Another important finding is that males with schizophrenia appear to be more susceptible to the PM2.5 component than females. However, the clear mechanism for this gender difference remains unclear. Some scholars have argued that males may be more susceptible to biological risk factors for schizophrenia due to slower prenatal maturation of the cerebral cortex and excessive synaptic pruning during adolescence.61 At the same time, owing to differences in job characteristics, more exposure to outdoor or other high air pollution environments makes males suffer more from the persistent effects of PM2.5.62 Some animal models indicate that estrogen has significant psychoprotective properties, showing that women have milder symptoms and better antipsychotic drug responses.61,63 Not only that, but current evidence suggests that FT3 may likewise have sex-dependent effects, as it has been demonstrated that exposure of male and female mice to THs results in different states of glial cells (activation in males and inactivation in females).57 THs modulate different brain signaling and regulate key genes in a male- and female-specific manner may account for the differences in THs-mediated effects across sexes we have found.64
A primary strength of this study is the provision of the first research evidence of an association between PM2.5 components and schizophrenia. Besides, BKMR and BKMR-CMA were utilized as emerging methods to explore the effects of PM2.5 component mixture exposure on schizophrenia, and the mediating role of THs can provide some implications for future precision interventions. However, several research limitations still cannot be ignored. First, due to differences in environmental emissions, building types, wind speeds, as well as individual indoor and outdoor activities, there may be some differences in the concentrations of specific components between regions, and it is, therefore, unavoidable to introduce an exposure bias by using only the two monitoring stations in Hefei City to represent individual exposure levels.
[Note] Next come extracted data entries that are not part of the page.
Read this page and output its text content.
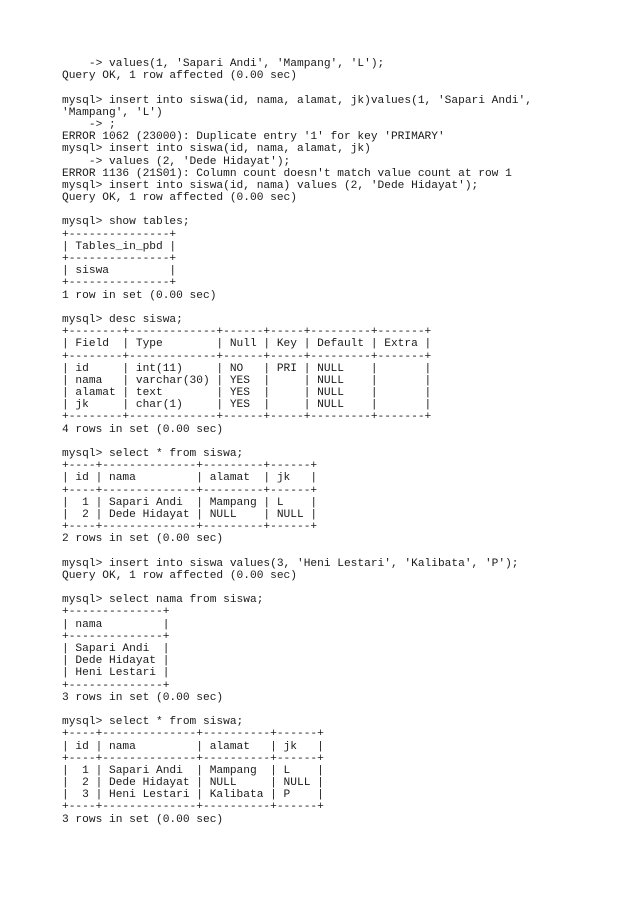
-> values(1, 'Sapari Andi', 'Mampang', 'L');
Query OK, 1 row affected (0.00 sec)
mysql> insert into siswa(id, nama, alamat, jk)values(1, 'Sapari Andi',
'Mampang', 'L')
-> ;
ERROR 1062 (23000): Duplicate entry '1' for key 'PRIMARY'
mysql> insert into siswa(id, nama, alamat, jk)
-> values (2, 'Dede Hidayat');
ERROR 1136 (21S01): Column count doesn't match value count at row 1
mysql> insert into siswa(id, nama) values (2, 'Dede Hidayat');
Query OK, 1 row affected (0.00 sec)
mysql> show tables;
+---------------+
| Tables_in_pbd |
+---------------+
| siswa         |
+---------------+
1 row in set (0.00 sec)
mysql> desc siswa;
+--------+-------------+------+-----+---------+-------+
| Field  | Type        | Null | Key | Default | Extra |
+--------+-------------+------+-----+---------+-------+
| id     | int(11)     | NO   | PRI | NULL    |       |
| nama   | varchar(30) | YES  |     | NULL    |       |
| alamat | text        | YES  |     | NULL    |       |
| jk     | char(1)     | YES  |     | NULL    |       |
+--------+-------------+------+-----+---------+-------+
4 rows in set (0.00 sec)
mysql> select * from siswa;
+----+--------------+---------+------+
| id | nama         | alamat  | jk   |
+----+--------------+---------+------+
|  1 | Sapari Andi  | Mampang | L    |
|  2 | Dede Hidayat | NULL    | NULL |
+----+--------------+---------+------+
2 rows in set (0.00 sec)
mysql> insert into siswa values(3, 'Heni Lestari', 'Kalibata', 'P');
Query OK, 1 row affected (0.00 sec)
mysql> select nama from siswa;
+--------------+
| nama         |
+--------------+
| Sapari Andi  |
| Dede Hidayat |
| Heni Lestari |
+--------------+
3 rows in set (0.00 sec)
mysql> select * from siswa;
+----+--------------+----------+------+
| id | nama         | alamat   | jk   |
+----+--------------+----------+------+
|  1 | Sapari Andi  | Mampang  | L    |
|  2 | Dede Hidayat | NULL     | NULL |
|  3 | Heni Lestari | Kalibata | P    |
+----+--------------+----------+------+
3 rows in set (0.00 sec)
It would be worthwhile to further increase the number and coverage of environmental monitoring stations in the future. Combined with land use information to provide a refined assessment of exposure levels at specific locations. More precise individual monitoring also deserves to be applied in further studies. Second, although repeated measures cover a certain degree of temporal attributes, we have to recognize the limitations of statistically derived mediation effects in making firm causal inferences. Not only that, but we were similarly unable to fully specify the temporal order of THs testing and PANSS assessment for each schizophrenic patient, which somewhat limited our inferences about potential mediating effects. Nevertheless, based on our findings, further cohort or pilot studies to explore the key role of THs in the development of schizophrenia after exposure to PM2.5 and its components are still full of practical implications. Third, although we controlled for confounding factors as much as possible, potentially unknown factors affecting the study results still cannot be ignored.
5. Conclusions
Our study shows that PM2.5 and its components (B[a]P, SO42–, NO3–, NH4+, Cl–, Cd, Cr, Pb, Se, and Tl) are associated with the severity of schizophrenia disease, and this association is more pronounced in males. Changes in FT3 and FT4 levels may play a mediating role in the effects of PM2.5 component exposure on schizophrenia. Overall, our findings emphasize the potentially harmful effects of PM2.5 and its components on mental health. Reducing the concentration of harmful PM2.5 components and paying timely attention to changes in TH levels after exposure may be of value in protecting the health of patients with schizophrenia.
Acknowledgments
This study was funded by the National Natural Science Foundation of China (Grant No. 42375184), the Research Funds of Center for Big Data and Population Health of IHM (Grant No. JKS2022011), and the Natural Science Research Key Project of University of Anhui Province (Grant No. 2023AH050652).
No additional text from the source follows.